IU Python Scraper!

Introduction

A script written in python using Scrapy that downloads all images from http://iustudio.net/

Why Scrapy?

Scrapy is a crawler. Beautiful Soup is pretty good for standard parsing, but only for contents in the url you provide — which isn't as robust as Scrapy.

Getting Started

Follow the installation guide below if you want to mess around with the code. Otherwise you could just grab the image_downloads file if you want IU photos exclusively.

Installation

For dependecies, I recommend downloading with conda see documentation https://docs.scrapy.org/en/latest/intro/install.html.
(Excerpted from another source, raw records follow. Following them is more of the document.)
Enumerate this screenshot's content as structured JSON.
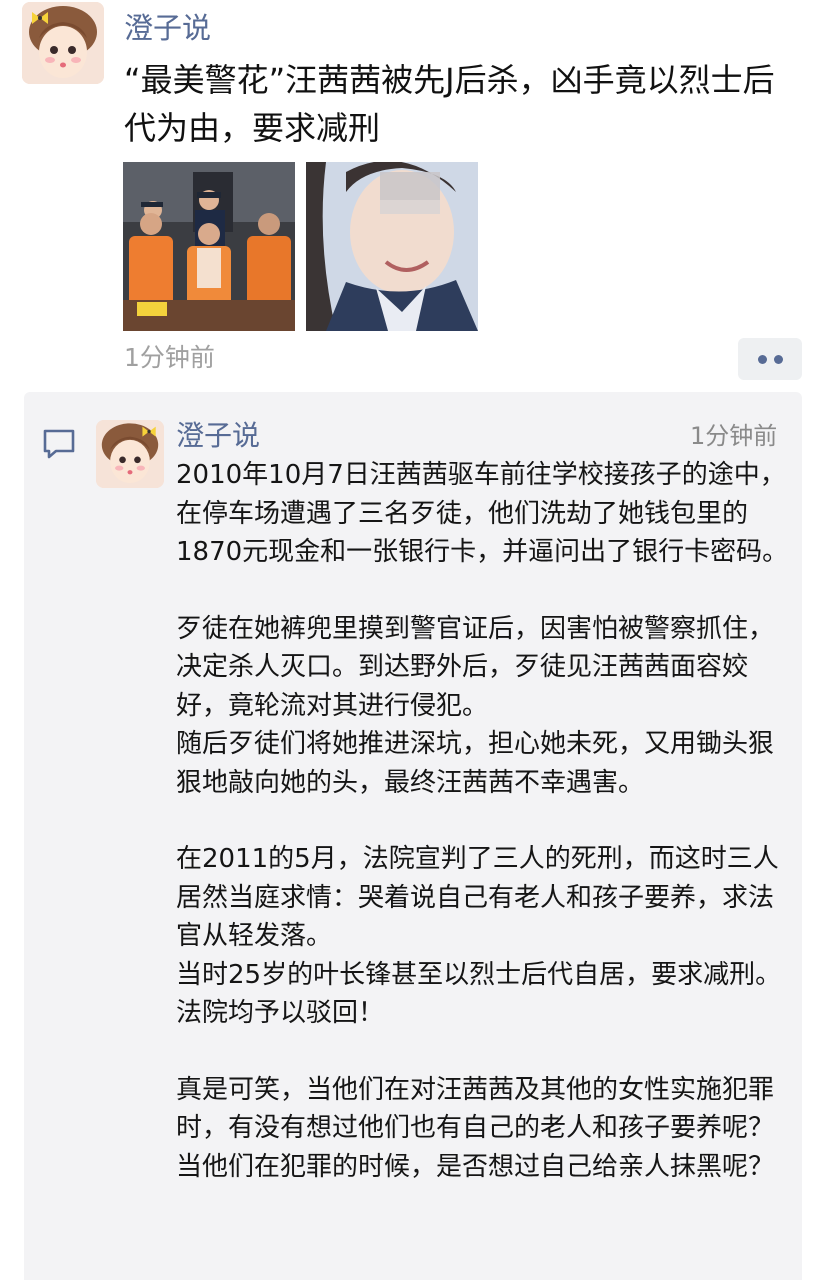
{
  "post": {
    "author": "澄子说",
    "text": "“最美警花”汪茜茜被先J后杀，凶手竟以烈士后代为由，要求减刑",
    "time": "1分钟前",
    "photos": [
      "photo-courtroom",
      "photo-portrait"
    ],
    "more_icon": "more-dots-icon"
  },
  "comment": {
    "icon": "comment-icon",
    "author": "澄子说",
    "time": "1分钟前",
    "paragraphs": [
      [
        "2010年10月7日汪茜茜驱车前往学校接孩子的途中，在停车场遭遇了三名歹徒，他们洗劫了她钱包里的1870元现金和一张银行卡，并逼问出了银行卡密码。"
      ],
      [
        "歹徒在她裤兜里摸到警官证后，因害怕被警察抓住，决定杀人灭口。到达野外后，歹徒见汪茜茜面容姣好，竟轮流对其进行侵犯。",
        "随后歹徒们将她推进深坑，担心她未死，又用锄头狠狠地敲向她的头，最终汪茜茜不幸遇害。"
      ],
      [
        "在2011的5月，法院宣判了三人的死刑，而这时三人居然当庭求情：哭着说自己有老人和孩子要养，求法官从轻发落。",
        "当时25岁的叶长锋甚至以烈士后代自居，要求减刑。法院均予以驳回！"
      ],
      [
        "真是可笑，当他们在对汪茜茜及其他的女性实施犯罪时，有没有想过他们也有自己的老人和孩子要养呢？当他们在犯罪的时候，是否想过自己给亲人抹黑呢？"
      ]
    ]
  },
  "colors": {
    "name": "#576b95",
    "panel": "#f3f3f5",
    "time": "#a0a0a0"
  }
}
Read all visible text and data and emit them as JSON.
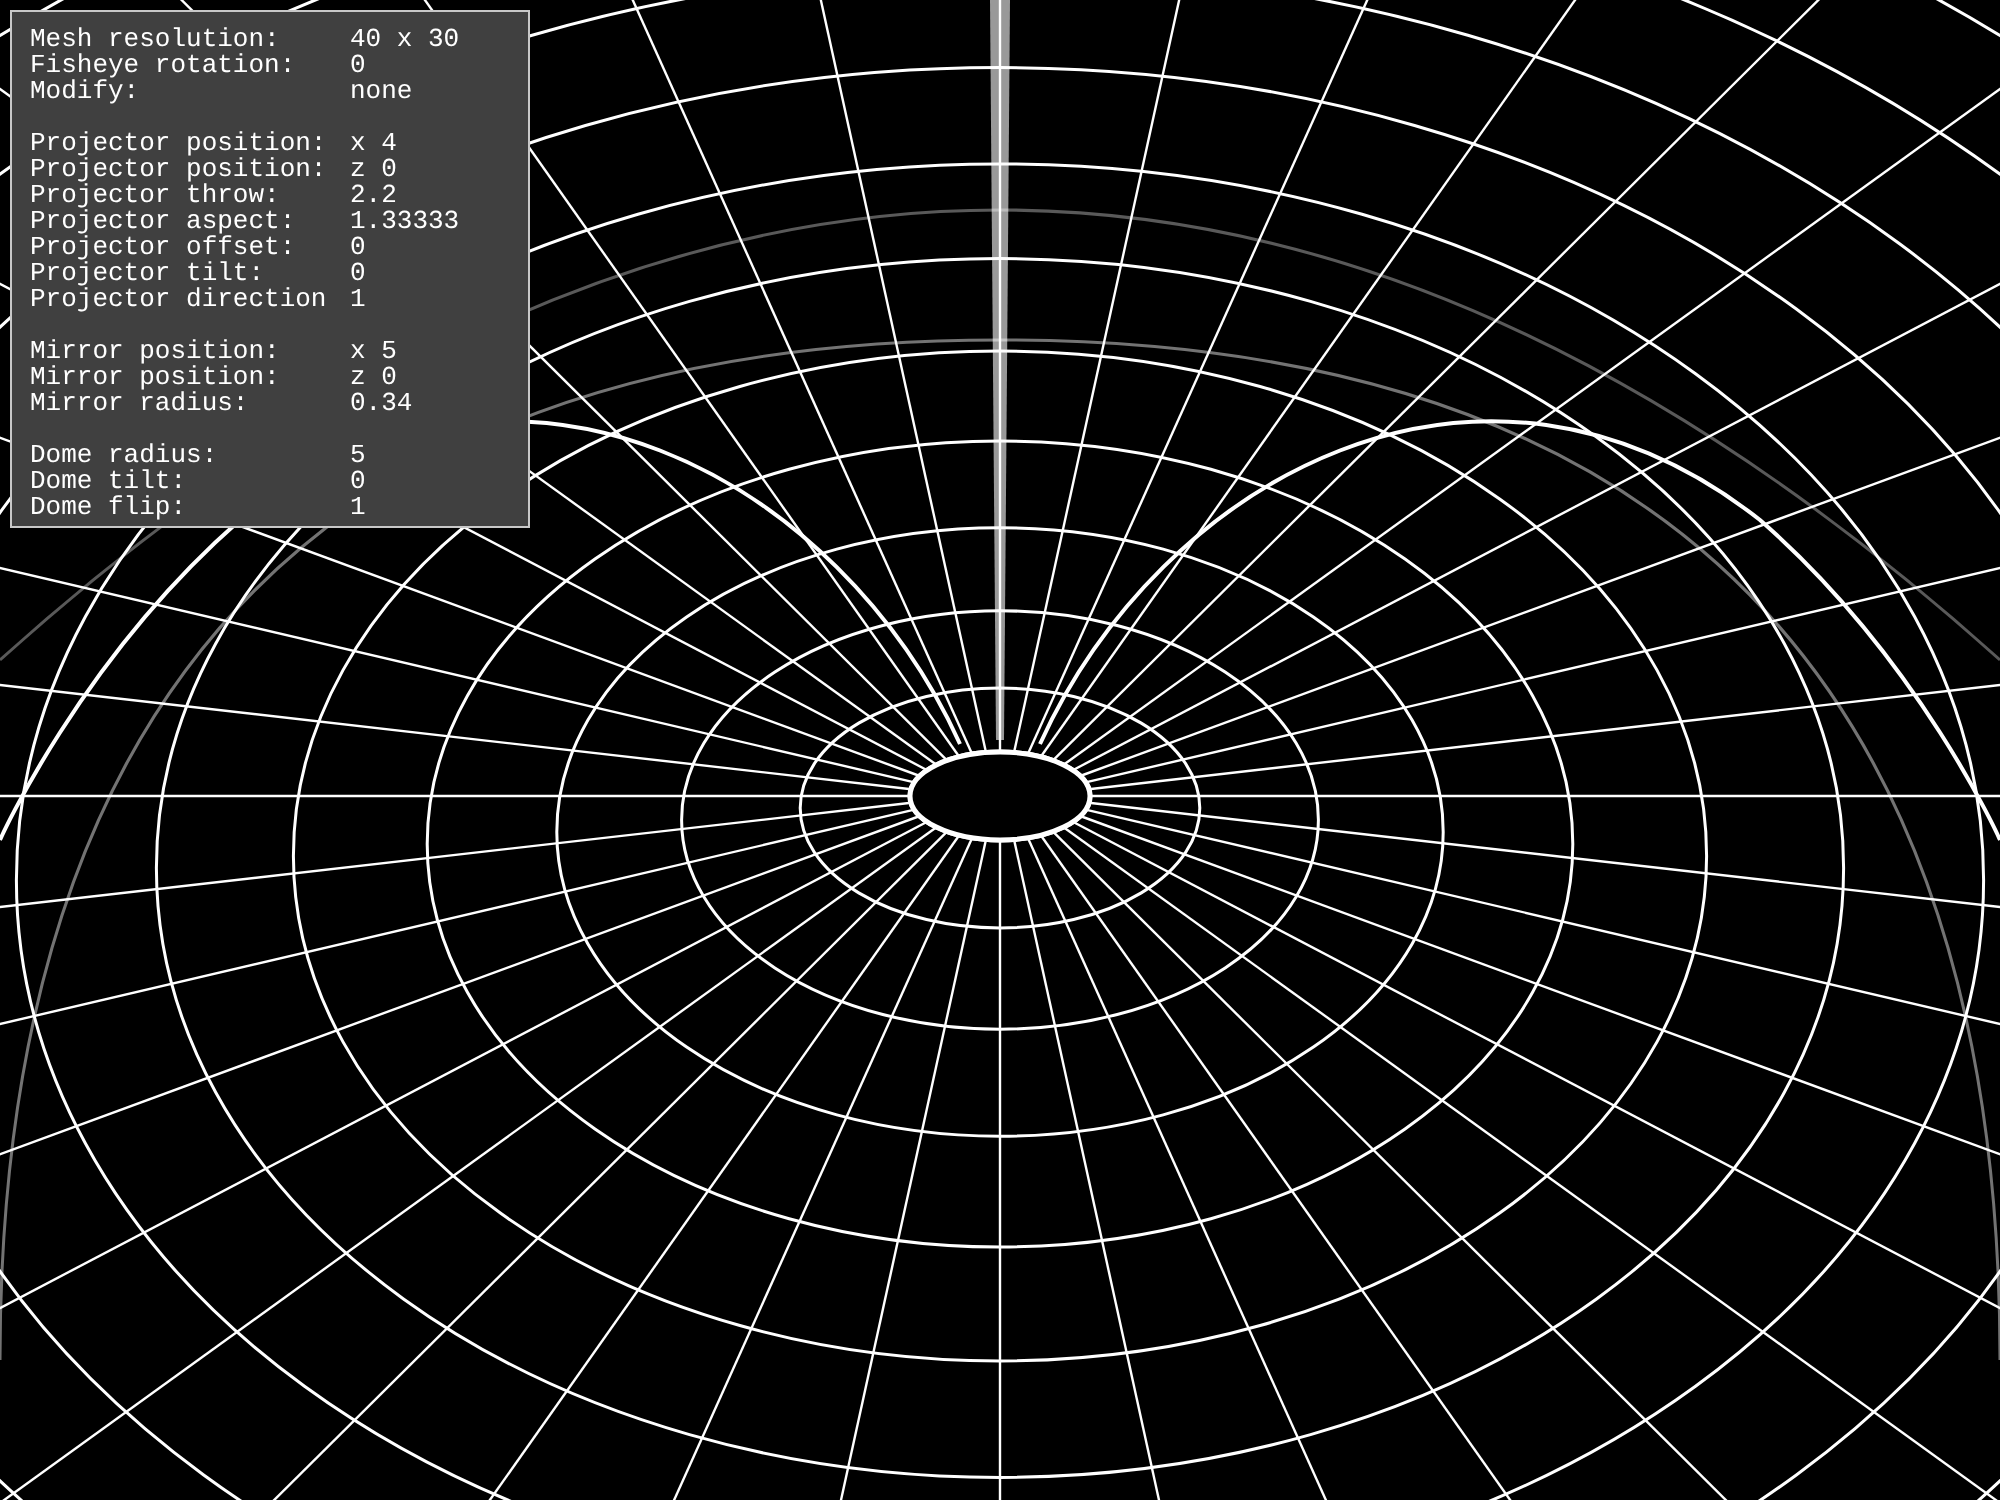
{
  "info_panel": {
    "groups": [
      {
        "rows": [
          {
            "label": "Mesh resolution:",
            "value": "40 x 30"
          },
          {
            "label": "Fisheye rotation:",
            "value": "0"
          },
          {
            "label": "Modify:",
            "value": "none"
          }
        ]
      },
      {
        "rows": [
          {
            "label": "Projector position:",
            "value": "x 4"
          },
          {
            "label": "Projector position:",
            "value": "z 0"
          },
          {
            "label": "Projector throw:",
            "value": "2.2"
          },
          {
            "label": "Projector aspect:",
            "value": "1.33333"
          },
          {
            "label": "Projector offset:",
            "value": "0"
          },
          {
            "label": "Projector tilt:",
            "value": "0"
          },
          {
            "label": "Projector direction",
            "value": "1"
          }
        ]
      },
      {
        "rows": [
          {
            "label": "Mirror position:",
            "value": "x 5"
          },
          {
            "label": "Mirror position:",
            "value": "z 0"
          },
          {
            "label": "Mirror radius:",
            "value": "0.34"
          }
        ]
      },
      {
        "rows": [
          {
            "label": "Dome radius:",
            "value": "5"
          },
          {
            "label": "Dome tilt:",
            "value": "0"
          },
          {
            "label": "Dome flip:",
            "value": "1"
          }
        ]
      }
    ]
  }
}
The following code explains how to create a virtual environment and install dependecies to run this spider

python3 -m venv venv
source venv/bin/activate
pip3 install -r requirements.txt
scrapy crawl paris

Clone the repo

git clone https://github.com/kingsotn/IU-Scrapy.git

Run inside the directory

scrapy crawl iu

Demo

Tips

There are no duplicates, this is accounted for in the Scrapy pipelines
I suggest not modifying (deleting or adding) to the image_downloads folder.
There are no duplicates when running the file multiple times, this is accounted for in the Scrapy pipelines
If you want to modify your image stash, I suggest copying the image_downloads file and modifying somewhere else on your computer
currently everything is stored in jpg files, ping me if you want other file support

For more examples, please refer to the Scrapy Documentation

License

Distributed under the MIT License. See LICENSE.txt for more information.